Entendons-nous d'emblée : 'Qu'est-ce que la littérature?' est un échec. Non que l'essai soit mauvais en lui-même car il est même, et à bien des égards, fort intéressant. D'ailleurs nombre des réflexions développées tout au long de celui-ci seront ultérieurement reprises par la 'nouvelle critique'. Cette idée du pacte avec le lecteur, par exemple, ou cette merveilleuse idée qu'il n'y a d'Art véritable que libre et dégagé des contraintes de l'utile; Et puis cette chronologie sociologiesante de l'histoire des écrivains depuis la royauté jusqu'à l'avènement de la bourgeoisie, en plus d'être d'une ironie mordante, est d'une lucidité certaine. Il y'a des pages somptueuses aussi, au sujet de la seconde guerre et de l'engagement des écrivains durant l'occupation. On y parle le langage insoutenable de la torture, de l'absurde, du meurtre industriel et scientifique. Malgré le verbiage de Jean-sol, malgré la prolixité de sa prose, malgré le fouillis verbal, certaines pages sont d'une grande humanité. On sent affleurer la douleur de l'homme derrière la froideur de l'intellectuel. 'Qu'est-ce que la littérature?' n'en reste pas moins un échec. C'est que, malgré toutes ses qualités, l'essai n'en est pas un. 'Qu'est-ce que la littérature? ' n'est pas un essai, c'est un manifeste.

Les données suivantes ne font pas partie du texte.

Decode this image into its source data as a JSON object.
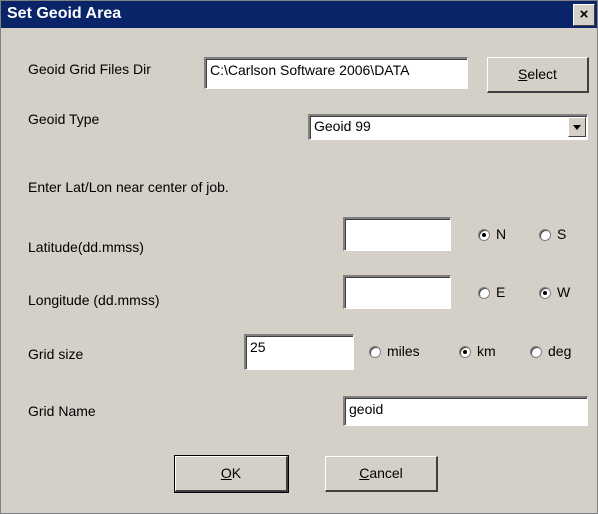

Manifeste de quoi ? me dira-t-on. Mais de Jean-sol bien entendu ! De quoi -qui- d'autre? L'essai est un pur produit de la pensée sartrienne, avec pour concepts centraux la liberté et l'engagement politique. De quoi s'agit-il, en somme? D'une conception de la littérature en tant que représentation dévoilante du monde donnant une perspective critique aux lecteurs sur la société dans laquelle ils vivent. De la littérature Sartrienne au réalisme socialiste, il n'y a qu'un pas, ainsi qu'en témoigne la longue analyse aboutissant à la conclusion de la nécessité d'un art de classe total. Exit le symbolisme, le romantisme, le classicisme, exit le surréalisme et le dadaïsme, et vive la révolution ! Pour accéder à la reconnaissance d'Artiste, il faudrait n'être pas aliéné. Il faudrait parler au nom de tous, par tous, pour tous, en la personne d'un seul -projet surhumain s'il en est-, et librement par dessus le marché ! Tout est là. La définition de la littérature par Jean-Sol est un long catalogue, parfois pertinent, souvent très mordant, toujours discriminant, de ce qui est littérature aliéné et de ce qui ne l'est pas -c'est à dire de ce qui est acceptable de ce qui ne l'est pas-. Mais qui est le juge, dans cette affaire? Jean-sol par-dessus le marché ! Malgré l'apparente objectivité du discours, servie par une analyse Sartrienne splendide de lucidité et de ratiocination dans le même temps, l'essai est un parti pris du début à la fin.
Mais enfin, me dira-t-on, quel est le problème? Jean-sol a bien le droit de s'exprimer tout de même! On ne pourra bientôt plus pisser tranquille non ? c'est entendu, point d'ostracisme pour avoir osé écrire. N'en demeure pas moins que le titre de l'essai annonçait une étude des formes littéraires, une contextualisation de leur genèse, une définition complexe et non exhaustive, bref, un semblant d'objectivité. Mais que nenni ! Il y a la bonne littérature, il y'a la mauvaise, il y a la littérature souhaitable, et celle qui ne l'est pas, l'aliénée, et celle qui est libre. En somme, Sartre se fait juge et parti des différentes formes littéraires dans leur évolution historique. Cela n'est rien, en soi. Après tout, n'en a-t-il pas le droit? Oui mais voilà: l'essai a pour sujet l'essence de la littérature, sa nature du moins, au pire l'étude de ses formes contextuelles, ce que la nouvelle critique a appelé la 'littérarité'. Or il n'y répond pas le moins du monde. Ce qui intéresse Jean-sol, c'est de produire une littérature de l'engagement, une littérature de l'action. De séparer l'ivraie du grain. S'il n'y a que ça, que n'a-t-il fait un manifeste? C'aurait eu de la gueule tout de même. " De la littérature : pour un art engagé ", ou bien encore " la rhétorique Jean-sol Partres : petit précis d'action littéraire", ou enfin " Manifeste pour une rhétorique de l'action". Non?
Et tout le reste, est lis tes ratures.